How different will a UK Boarding school be in 10 years time?

“Classrooms will certainly look different with mobile chatbots offering support to individual students and more personalised learning plans”

With the technological advances in the last 10 years, it is a challenge to predict future changes in another 10 years.  However, there is so much scope for existing tech to be developed further, it is a fair guess that many of the ideas outlined below will make a tangible impact on the UK Boarding school sector.

Chatbots are already an established part of academic and admissions support teams at some UK and U.S. Universities. At Georgia Tech one online support worker ‘Jill Watson’ helped students on Professor Ashok Goel’s Knowledge-Based Artificial intelligence class, for a whole year, without students knowing she was a chatbot.

The original intent for building ‘Jill’ was to free up time for the course’s human TAs so they could concentrate on more creative, less repetitive tasks. But then her creators noticed an unexpected benefit resulting from Jill’s deployment: more student engagement in the course.

Before ‘Jill Watson’, students averaged 32 comments per semester; after Jill Watson, each student averaged 38 comments per semester.

It is almost certain that the technology that has developed ‘Jill’ will be extended to other functions both in Universities and forward-thinking Boarding schools. It is entirely possible chatbots will augment learning and teaching support workers in the classroom and also be programmed to help with EAL support in the way many schools already use Alexa to help international students develop their English skills.

“It is almost certain that the technology that has developed ‘Jill’ will be extended to other functions both in Universities and forward-thinking Boarding schools”

Almost certainly too, as Anna Trott from Kings Colleges highlights,  more learning will be online and blended/online learning may allow many more pupils to benefit from UK Boarding school teaching without coming to the UK to study.

Therefore, forward-thinking schools may decide to focus resources on developing online learning capabilities backed up with local blended learning support, in the form of locally based teachers, rather than further expanding UK campus-based facilities.

Classrooms will certainly look different with mobile chatbots offering support to individual students and more personalised learning plans developed as algorithms extend into how lesson plans can be tailored to individual learning needs.

Therefore, it is highly likely the current style of teaching in Boarding schools will change with teachers perhaps offering a 10-minute introduction to each lesson before each child then works on their own personalised learning plan, interspersed with team & project learning.

“It is highly likely the current style of teaching in Boarding schools will change”

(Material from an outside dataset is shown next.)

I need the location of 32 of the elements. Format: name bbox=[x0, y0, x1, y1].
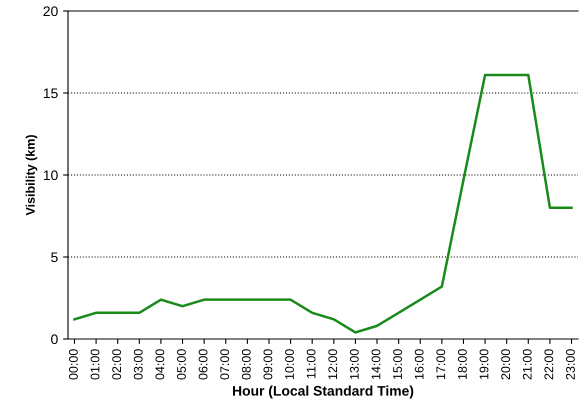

Of course, VR will be playing its part too, enhancing learning via apps like google expeditions bringing field trips into the classroom.

Other significant changes may relate to how pupils, themselves, will change in the next 10 years. As Adrian Hallworth, Principal of Taunton International School points out; ‘It is likely UK Boarding schools will have a significantly higher proportion of international students than they do now and this will change many things including the sports that are offered and potentially a more internationally focused curriculum.

Also, students in 2029 will demand schools are more aware of their environmental impact and insist on a zero-carbon footprint, going paperless, improved recycling, reduced waste, etc.’

The fabric of schools themselves may well also look different, as Mike Oliver from Brooke House says; ‘environmental pressures will lead to many more schools having solar panels on their roofs’.

Potentially schools will also look to reduce the overall size of their school grounds, using money from selling off some acreage to fund the significant additional technological development costs that will be needed to make schools competitive in 2029.

As for teachers themselves, there will certainly be CPD needs as teachers will be required to have a greater knowledge of online and blended learning approaches and to be comfortable with the technology that will deliver this new style of learning…and they will have to learn to get on with their new chatbot learning assistants!

However, as Caroline Nixon from BAISIS (British Association of Independent Schools with International Students) points out, the foundations of delivering a high quality, ‘tech proof’ education in a world where future jobs are almost impossible to imagine should focus on the skills that, for now at least, separate us from the chatbots; ‘problem solving, team working, empathy and critical reasoning, the very skills great schools already develop’.